Reflü ameliyatı sonrasındaki ilk altı ayda ağır kaldırmamak, şiddetli öksürmemek ve beslenmeye azami dikkat etmek yapılması gerekenler içindedir.
Ameliyattan bir ay sonra cinsel yaşam normalleşir ama en az altı ay boyunca hamile kalınmaması gerekiyor. Bu da ameliyat olmayı düşünen kadınlar (ve çiftler) açısından yeni bir doğum kontrol planlamasını gerektiriyor. Karın kısmının basıncının artırılmaması bu dönemde önemlidir.
Aynı şey fazla kilolardan kurtulmak bağlamında da söylenebilir. Bütün fıtık ameliyatlarında karın kısmına fazla yük bindirilmemesi öğütlenmektedir. Ayrıca bu ameliyattan sonra kabız olmamaya da dikkat edin.
Konuyla ilgili sorulan en ilginç sorulardan birisi reflü ameliyatından sonra kusmanın olup olmayacağı hakkındadır. İnsan normal hayatında bir neden yoksa zaten kusmaz, kişiyi kusturan sebeplerden biri zaten reflüdür.
Operasyon sonrası durum düzeleceği için artık kusmaya da gerek kalmamıştır. Zehirlenme gibi durumlar farklıdır. Reflü ameliyatı sonrası kusamayacak mıyım gibi bir soruyu internetteki yorumları fazlaca okuyarak abartmaya gerek yoktur. İlgili uzman hekimler bu konunun üzerinde bilhassa durmaktadır.

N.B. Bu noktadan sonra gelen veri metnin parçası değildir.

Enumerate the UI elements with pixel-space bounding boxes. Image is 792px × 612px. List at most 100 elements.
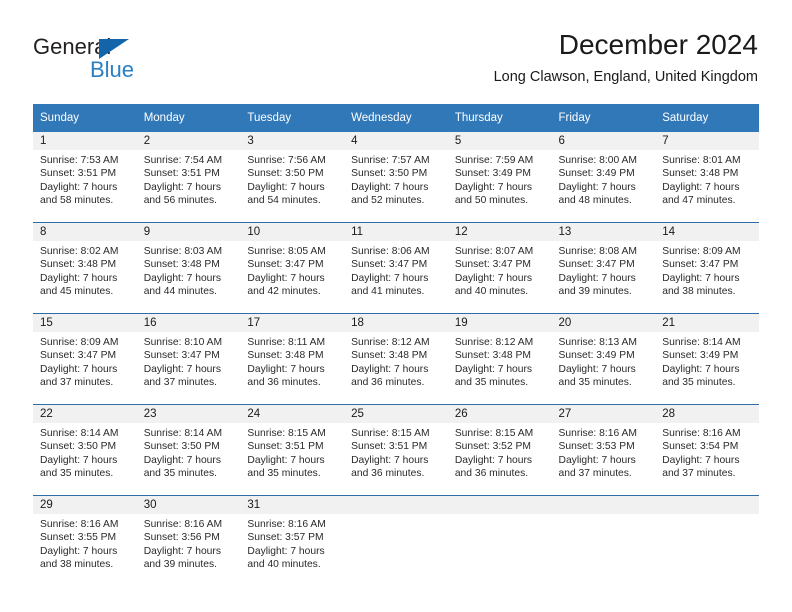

Kusmaya çalışmak yapılan onarımı bozar ve ameliyatın boşa gitmesine neden olur. Ayrıca bu operasyon sonrası ilk zamanlar normalden daha çok gaz çıkarılabilir, çünkü yeni bir kapakçık sistemi bağırsak sistemine adapte olmaya çalışmaktadır, altı ay içinde durum düzelir.

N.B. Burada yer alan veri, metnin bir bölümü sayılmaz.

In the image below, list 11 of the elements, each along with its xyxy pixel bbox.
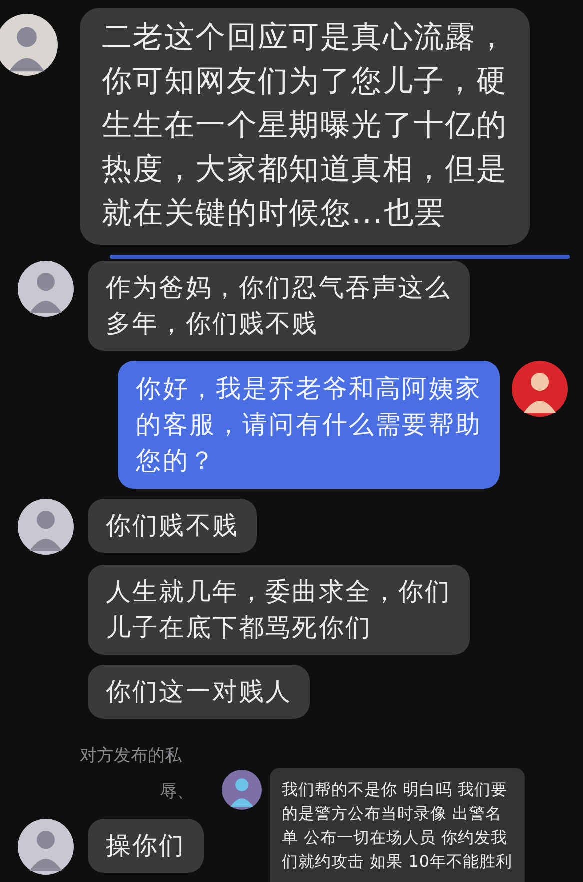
- message-bubble: 我们帮的不是你 明白吗 我们要 的是警方公布当时录像 出警名 单 公布一切在场人员 你约发我 们就约攻击 如果 10年不能胜利: [270, 768, 525, 882]
- message-bubble: 你们这一对贱人: [88, 665, 310, 719]
- message-bubble: 二老这个回应可是真心流露， 你可知网友们为了您儿子，硬 生生在一个星期曝光了十亿的 热度，大家都知道真相，但是 就在关键的时候您...也罢: [80, 8, 530, 245]
- message-bubble: 作为爸妈，你们忍气吞声这么 多年，你们贱不贱: [88, 261, 470, 351]
- message-bubble: 人生就几年，委曲求全，你们 儿子在底下都骂死你们: [88, 565, 470, 655]
- avatar: [222, 770, 262, 810]
- message-bubble: 你们贱不贱: [88, 499, 257, 553]
- notice-text: 对方发布的私: [80, 745, 182, 767]
- message-bubble: 你好，我是乔老爷和高阿姨家 的客服，请问有什么需要帮助 您的？: [118, 361, 500, 489]
- message-bubble: 操你们: [88, 819, 204, 873]
- notice-text: 辱、: [160, 781, 194, 803]
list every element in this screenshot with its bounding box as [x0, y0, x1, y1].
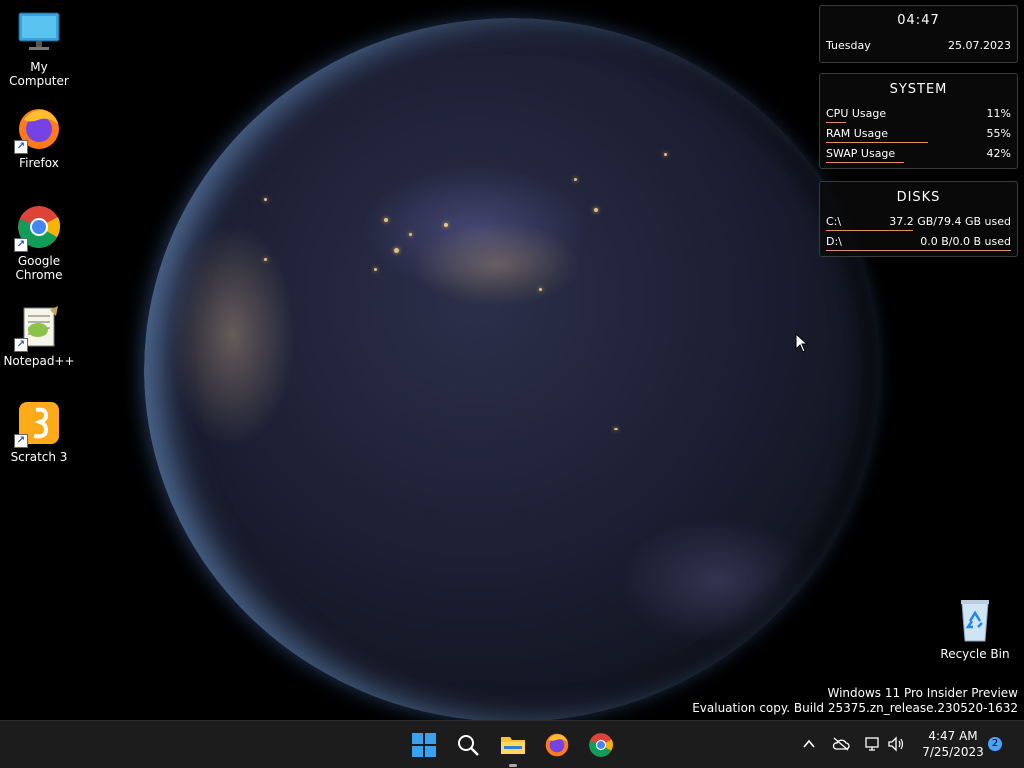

Reflü şikayetleri için başvurulacak klinik dahiliye veya daha kapsamlı hastanelerde gastroenterolojidir. Ameliyat uzman genel cerrahların gözetiminde yapılır.
Stretta yöntemi olarak son yıllarda uygulanmaya başlanan metod reflü hastalığını ameliyatsız veya ilaçsız tedavi edebilmektedir. Bu yöntemde hastalara radyofrekans dalgaları uygulanmakta ve midenin yemek borusu ile olan kısmındaki gevşeklik radyo dalgaları yöntemiyle giderilmektedir. Ülkemizde de uygulanmaya başlayan stretta aslında endoskopik bir metoddur. Genel anesteziye gerek kalmadan hasta birkaç saat içinde reflüden kurtulmuş olmaktadır. Stretta neredeyse kapalı reflü ameliyatı başarı oranının yakalamak üzeredir.
Çocuklarda reflünün tedavi edilmemesi halinde çok sıkıntılı durumlar yaşanması söz konusu olabilir. Bunun için kapak etkisi yaratan bir durum söz konusu olur ve iltihaplanma yaşanırsa mutlaka doktora danışarak tedavi ettirmeye çalışın.